As an intellectual, he could have hidden away in an intellectual ivory tower, but he loved and cared for people, never looking at his watch at meetings. He loved coming to interact with our students with no formalities or pretenses. He was disheveled, no-holds-barred, but always humane and loving. He combined a birds-eye view of the world with unpretentious human sensitivity, together with deep compassion for the fate of each and every one. He would constantly provoke us, always pushing, cajoling and disparaging in his attempts to move us out of our comfort zone.

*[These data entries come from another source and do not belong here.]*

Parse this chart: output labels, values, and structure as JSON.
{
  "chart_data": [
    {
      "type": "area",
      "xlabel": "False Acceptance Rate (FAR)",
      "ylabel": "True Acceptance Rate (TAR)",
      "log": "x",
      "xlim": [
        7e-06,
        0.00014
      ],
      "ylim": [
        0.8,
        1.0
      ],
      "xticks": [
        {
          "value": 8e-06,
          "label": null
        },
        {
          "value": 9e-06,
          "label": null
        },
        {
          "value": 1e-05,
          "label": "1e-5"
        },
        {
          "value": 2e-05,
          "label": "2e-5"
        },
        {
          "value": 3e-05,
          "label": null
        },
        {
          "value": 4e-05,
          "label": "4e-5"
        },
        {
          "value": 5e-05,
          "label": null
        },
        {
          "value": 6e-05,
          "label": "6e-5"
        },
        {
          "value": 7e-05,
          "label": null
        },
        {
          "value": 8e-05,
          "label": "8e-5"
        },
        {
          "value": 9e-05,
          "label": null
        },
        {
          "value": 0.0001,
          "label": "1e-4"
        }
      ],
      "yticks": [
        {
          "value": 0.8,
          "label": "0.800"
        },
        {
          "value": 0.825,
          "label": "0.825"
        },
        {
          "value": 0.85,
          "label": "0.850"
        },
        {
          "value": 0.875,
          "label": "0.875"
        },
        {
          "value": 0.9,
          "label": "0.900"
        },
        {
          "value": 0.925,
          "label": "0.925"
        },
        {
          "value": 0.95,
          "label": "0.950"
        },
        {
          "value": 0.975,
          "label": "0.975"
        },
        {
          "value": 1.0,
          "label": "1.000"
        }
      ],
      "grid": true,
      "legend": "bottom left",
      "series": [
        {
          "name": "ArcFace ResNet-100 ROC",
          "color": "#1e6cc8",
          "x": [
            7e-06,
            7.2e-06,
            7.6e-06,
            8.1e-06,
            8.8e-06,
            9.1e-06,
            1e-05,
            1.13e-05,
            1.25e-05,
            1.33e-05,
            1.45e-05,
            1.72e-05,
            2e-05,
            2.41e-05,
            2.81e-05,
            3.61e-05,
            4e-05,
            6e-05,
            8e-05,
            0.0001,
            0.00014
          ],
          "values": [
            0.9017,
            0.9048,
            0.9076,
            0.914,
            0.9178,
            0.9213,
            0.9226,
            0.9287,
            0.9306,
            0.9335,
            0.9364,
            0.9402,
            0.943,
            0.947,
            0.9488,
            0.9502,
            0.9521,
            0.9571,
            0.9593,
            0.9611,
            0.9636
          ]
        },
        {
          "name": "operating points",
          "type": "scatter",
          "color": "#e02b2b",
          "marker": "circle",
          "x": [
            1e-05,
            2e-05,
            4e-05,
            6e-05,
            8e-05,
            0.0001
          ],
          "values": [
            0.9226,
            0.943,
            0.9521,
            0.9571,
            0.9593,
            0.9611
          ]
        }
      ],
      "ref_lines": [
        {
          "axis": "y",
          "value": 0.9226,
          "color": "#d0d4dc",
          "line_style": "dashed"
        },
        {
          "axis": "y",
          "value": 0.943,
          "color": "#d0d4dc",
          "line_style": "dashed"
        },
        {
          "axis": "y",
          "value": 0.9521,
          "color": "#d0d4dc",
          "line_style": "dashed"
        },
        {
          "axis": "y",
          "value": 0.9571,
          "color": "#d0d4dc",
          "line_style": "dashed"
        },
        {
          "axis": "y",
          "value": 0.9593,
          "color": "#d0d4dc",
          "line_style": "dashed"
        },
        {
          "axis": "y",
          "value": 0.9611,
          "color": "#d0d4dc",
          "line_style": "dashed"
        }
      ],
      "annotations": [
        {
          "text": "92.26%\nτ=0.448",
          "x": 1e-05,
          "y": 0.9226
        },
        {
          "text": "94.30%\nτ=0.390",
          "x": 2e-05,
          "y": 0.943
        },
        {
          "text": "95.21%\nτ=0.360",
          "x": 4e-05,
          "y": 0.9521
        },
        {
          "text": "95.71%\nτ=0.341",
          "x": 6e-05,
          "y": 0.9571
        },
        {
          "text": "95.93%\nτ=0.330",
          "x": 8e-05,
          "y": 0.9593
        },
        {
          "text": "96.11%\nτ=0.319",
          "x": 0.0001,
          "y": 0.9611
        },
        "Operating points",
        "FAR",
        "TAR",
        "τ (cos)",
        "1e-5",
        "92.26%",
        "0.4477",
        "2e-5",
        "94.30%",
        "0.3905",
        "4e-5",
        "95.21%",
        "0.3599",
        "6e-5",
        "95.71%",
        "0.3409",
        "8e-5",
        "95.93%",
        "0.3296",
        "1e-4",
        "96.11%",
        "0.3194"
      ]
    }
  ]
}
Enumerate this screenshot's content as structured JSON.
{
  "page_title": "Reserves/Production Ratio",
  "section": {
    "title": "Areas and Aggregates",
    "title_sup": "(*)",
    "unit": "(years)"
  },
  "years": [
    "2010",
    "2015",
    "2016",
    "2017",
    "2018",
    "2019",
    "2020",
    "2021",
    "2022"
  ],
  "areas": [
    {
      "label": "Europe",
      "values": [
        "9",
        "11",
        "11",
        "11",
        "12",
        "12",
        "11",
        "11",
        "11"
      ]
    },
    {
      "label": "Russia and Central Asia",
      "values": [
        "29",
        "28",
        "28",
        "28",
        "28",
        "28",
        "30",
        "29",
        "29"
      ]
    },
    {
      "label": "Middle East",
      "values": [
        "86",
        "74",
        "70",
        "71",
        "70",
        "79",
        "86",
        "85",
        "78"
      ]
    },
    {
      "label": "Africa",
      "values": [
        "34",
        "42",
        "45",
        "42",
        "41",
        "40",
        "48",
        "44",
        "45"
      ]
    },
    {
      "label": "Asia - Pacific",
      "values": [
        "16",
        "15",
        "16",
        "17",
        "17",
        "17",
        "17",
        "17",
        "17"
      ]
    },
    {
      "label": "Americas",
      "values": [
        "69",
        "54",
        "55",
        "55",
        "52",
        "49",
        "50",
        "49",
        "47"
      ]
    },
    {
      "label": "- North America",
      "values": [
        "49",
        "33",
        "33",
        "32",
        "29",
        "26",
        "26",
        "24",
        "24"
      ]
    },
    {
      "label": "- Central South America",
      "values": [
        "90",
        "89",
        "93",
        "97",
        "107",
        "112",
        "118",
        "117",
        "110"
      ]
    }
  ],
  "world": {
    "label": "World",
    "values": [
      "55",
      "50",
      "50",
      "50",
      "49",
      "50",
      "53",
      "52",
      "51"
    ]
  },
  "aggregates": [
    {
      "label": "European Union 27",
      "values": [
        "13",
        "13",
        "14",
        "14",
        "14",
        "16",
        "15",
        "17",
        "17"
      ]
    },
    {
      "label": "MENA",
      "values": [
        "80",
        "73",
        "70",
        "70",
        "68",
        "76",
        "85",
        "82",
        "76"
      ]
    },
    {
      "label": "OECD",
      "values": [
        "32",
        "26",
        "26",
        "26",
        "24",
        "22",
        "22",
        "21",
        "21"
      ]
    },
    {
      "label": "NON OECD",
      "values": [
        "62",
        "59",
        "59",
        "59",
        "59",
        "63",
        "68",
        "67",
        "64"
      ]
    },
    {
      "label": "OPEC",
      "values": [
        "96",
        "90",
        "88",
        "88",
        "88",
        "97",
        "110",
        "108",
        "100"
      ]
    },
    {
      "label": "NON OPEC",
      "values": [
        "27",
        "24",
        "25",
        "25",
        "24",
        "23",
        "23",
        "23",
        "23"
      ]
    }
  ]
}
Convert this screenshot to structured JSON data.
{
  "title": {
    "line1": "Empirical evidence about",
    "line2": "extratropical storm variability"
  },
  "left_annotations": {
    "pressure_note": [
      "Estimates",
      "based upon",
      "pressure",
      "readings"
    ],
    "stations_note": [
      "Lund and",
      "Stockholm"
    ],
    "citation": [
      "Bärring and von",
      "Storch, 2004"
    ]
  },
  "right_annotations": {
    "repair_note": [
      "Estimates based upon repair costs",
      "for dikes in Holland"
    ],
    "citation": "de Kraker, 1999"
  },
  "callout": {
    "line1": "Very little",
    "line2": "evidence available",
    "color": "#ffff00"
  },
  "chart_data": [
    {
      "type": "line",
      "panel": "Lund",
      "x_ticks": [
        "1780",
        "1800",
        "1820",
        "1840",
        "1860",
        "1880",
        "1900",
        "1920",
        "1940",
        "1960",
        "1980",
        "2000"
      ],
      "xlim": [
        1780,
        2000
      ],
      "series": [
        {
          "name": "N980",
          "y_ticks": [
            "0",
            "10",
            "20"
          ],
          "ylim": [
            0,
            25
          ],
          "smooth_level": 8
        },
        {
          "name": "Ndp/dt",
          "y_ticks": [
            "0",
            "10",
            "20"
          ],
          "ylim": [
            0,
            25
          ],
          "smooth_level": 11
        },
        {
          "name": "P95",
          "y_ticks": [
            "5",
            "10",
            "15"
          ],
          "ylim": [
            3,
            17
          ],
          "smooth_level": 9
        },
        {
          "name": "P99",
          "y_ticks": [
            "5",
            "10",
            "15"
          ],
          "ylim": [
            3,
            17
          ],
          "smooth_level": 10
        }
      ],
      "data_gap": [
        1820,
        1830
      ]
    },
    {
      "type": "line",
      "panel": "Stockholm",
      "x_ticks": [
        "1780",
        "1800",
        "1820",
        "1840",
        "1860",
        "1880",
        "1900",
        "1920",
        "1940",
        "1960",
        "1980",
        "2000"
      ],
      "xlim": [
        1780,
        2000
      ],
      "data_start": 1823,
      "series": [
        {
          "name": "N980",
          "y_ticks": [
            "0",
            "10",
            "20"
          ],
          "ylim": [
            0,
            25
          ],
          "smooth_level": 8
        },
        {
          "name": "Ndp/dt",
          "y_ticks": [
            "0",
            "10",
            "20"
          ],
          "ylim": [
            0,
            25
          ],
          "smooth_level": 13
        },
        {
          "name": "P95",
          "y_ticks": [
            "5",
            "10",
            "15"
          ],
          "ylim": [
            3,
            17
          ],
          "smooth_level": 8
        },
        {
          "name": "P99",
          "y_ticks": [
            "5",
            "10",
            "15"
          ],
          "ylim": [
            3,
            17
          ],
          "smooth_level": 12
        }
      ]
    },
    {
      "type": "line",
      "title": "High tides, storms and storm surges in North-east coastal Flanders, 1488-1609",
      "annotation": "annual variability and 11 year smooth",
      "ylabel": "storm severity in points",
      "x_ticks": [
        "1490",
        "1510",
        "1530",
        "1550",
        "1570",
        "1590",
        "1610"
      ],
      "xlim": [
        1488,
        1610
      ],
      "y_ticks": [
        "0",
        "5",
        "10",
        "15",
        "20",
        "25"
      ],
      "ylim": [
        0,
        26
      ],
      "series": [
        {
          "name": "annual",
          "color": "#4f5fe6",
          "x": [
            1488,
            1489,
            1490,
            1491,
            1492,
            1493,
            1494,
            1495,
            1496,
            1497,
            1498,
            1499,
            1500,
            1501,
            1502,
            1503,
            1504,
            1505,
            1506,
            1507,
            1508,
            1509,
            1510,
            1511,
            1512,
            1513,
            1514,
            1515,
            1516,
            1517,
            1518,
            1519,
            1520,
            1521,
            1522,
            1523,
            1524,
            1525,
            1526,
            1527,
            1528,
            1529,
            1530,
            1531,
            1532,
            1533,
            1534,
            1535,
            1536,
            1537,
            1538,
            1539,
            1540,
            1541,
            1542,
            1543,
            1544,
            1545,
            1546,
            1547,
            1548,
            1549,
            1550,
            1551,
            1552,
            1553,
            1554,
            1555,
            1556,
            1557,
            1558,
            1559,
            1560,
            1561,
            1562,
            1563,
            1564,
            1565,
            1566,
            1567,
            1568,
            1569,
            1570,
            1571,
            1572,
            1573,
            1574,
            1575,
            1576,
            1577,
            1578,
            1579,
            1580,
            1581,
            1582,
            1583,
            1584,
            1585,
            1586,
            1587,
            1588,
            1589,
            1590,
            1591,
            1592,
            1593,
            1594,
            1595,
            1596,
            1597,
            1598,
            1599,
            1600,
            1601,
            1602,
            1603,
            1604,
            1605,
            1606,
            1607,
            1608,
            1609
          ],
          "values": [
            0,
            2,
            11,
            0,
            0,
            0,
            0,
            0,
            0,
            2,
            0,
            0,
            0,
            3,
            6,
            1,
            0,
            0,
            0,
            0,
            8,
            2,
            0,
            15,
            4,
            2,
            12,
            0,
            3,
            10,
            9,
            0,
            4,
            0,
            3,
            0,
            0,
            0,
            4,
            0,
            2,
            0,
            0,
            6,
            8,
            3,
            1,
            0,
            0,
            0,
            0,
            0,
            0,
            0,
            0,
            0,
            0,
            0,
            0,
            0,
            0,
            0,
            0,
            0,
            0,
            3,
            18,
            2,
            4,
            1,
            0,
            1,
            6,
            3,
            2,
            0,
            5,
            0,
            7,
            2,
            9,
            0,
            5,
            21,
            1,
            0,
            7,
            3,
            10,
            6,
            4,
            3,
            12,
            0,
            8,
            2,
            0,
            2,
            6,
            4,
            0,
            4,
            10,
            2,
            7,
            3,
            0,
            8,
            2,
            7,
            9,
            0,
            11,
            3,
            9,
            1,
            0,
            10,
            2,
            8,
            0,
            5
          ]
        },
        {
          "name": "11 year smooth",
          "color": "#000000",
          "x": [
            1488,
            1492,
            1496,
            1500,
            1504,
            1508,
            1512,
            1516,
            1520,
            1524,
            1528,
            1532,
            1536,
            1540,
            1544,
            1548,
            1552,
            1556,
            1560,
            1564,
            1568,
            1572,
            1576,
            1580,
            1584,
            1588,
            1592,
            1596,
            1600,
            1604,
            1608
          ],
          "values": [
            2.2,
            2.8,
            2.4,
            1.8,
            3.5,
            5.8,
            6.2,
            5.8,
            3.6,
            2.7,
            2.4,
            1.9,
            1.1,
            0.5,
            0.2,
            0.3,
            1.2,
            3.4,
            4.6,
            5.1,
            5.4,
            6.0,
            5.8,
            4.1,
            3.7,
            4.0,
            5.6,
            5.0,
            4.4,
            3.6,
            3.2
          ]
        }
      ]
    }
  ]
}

Almost 40 years ago, he took me, a young man with no experience whatsoever, and imposed upon me all his dreams of what a modern-day yeshiva should look like. Over the years, in the background, we could always feel his frustration that his larger-than-life expectations were not always met. Nevertheless, throughout it all, his love and complete faith in us never wavered.
Once he told me bitterly: “If you ever hear a compliment from me, it’s time to hospitalize me,” but the truth is that in more recent years we heard more and more good words about the yeshiva from him. He was glad that the students loved the yeshiva—he especially admired their intensity in deep Talmud study and fervent prayer, something he didn’t take for granted.
He was one of the founders of a uniquely Israeli innovation—the Chasidic Zionist Yeshiva, a movement which now includes many other yeshivot besides Makor Chaim. He wanted us to become true chasidim who would awaken both the Jews and Judaism itself from slumber and stagnation. He didn’t like the Israeli-born “Sabra” persona—in his eyes it suffered from both vulgarity and ignorance. That’s why “Let My People Know” was his life’s motto. Together with his strident call for more scholarship, he also demanded devotion, insisting on touching our hearts. He would send our students as “ambassadors” to congregations abroad, but warned them not to be arrogant Israelis, but rather to humbly listen to the Jews who live there and study together with them, to bond and grow together in Judaism.
Our Rav Adin didn’t fit into any preconceived category, did not belong to any one sector or any specific social milieu. His life played out its own exclusive storyline—he lived his life as a unique and exciting plot. He lived life itself directly, with no peripheral scheming and in the most intense way possible. Rabbi Adin Steinsaltz zt”l was monumental, not only in the tremendous body of scholarship he bequeathed to future generations, but also in the way he lived his life and in the example and the very highest of standards he set for us all.
Rabbi Dov Singer is head of Makor Chaim Institutions.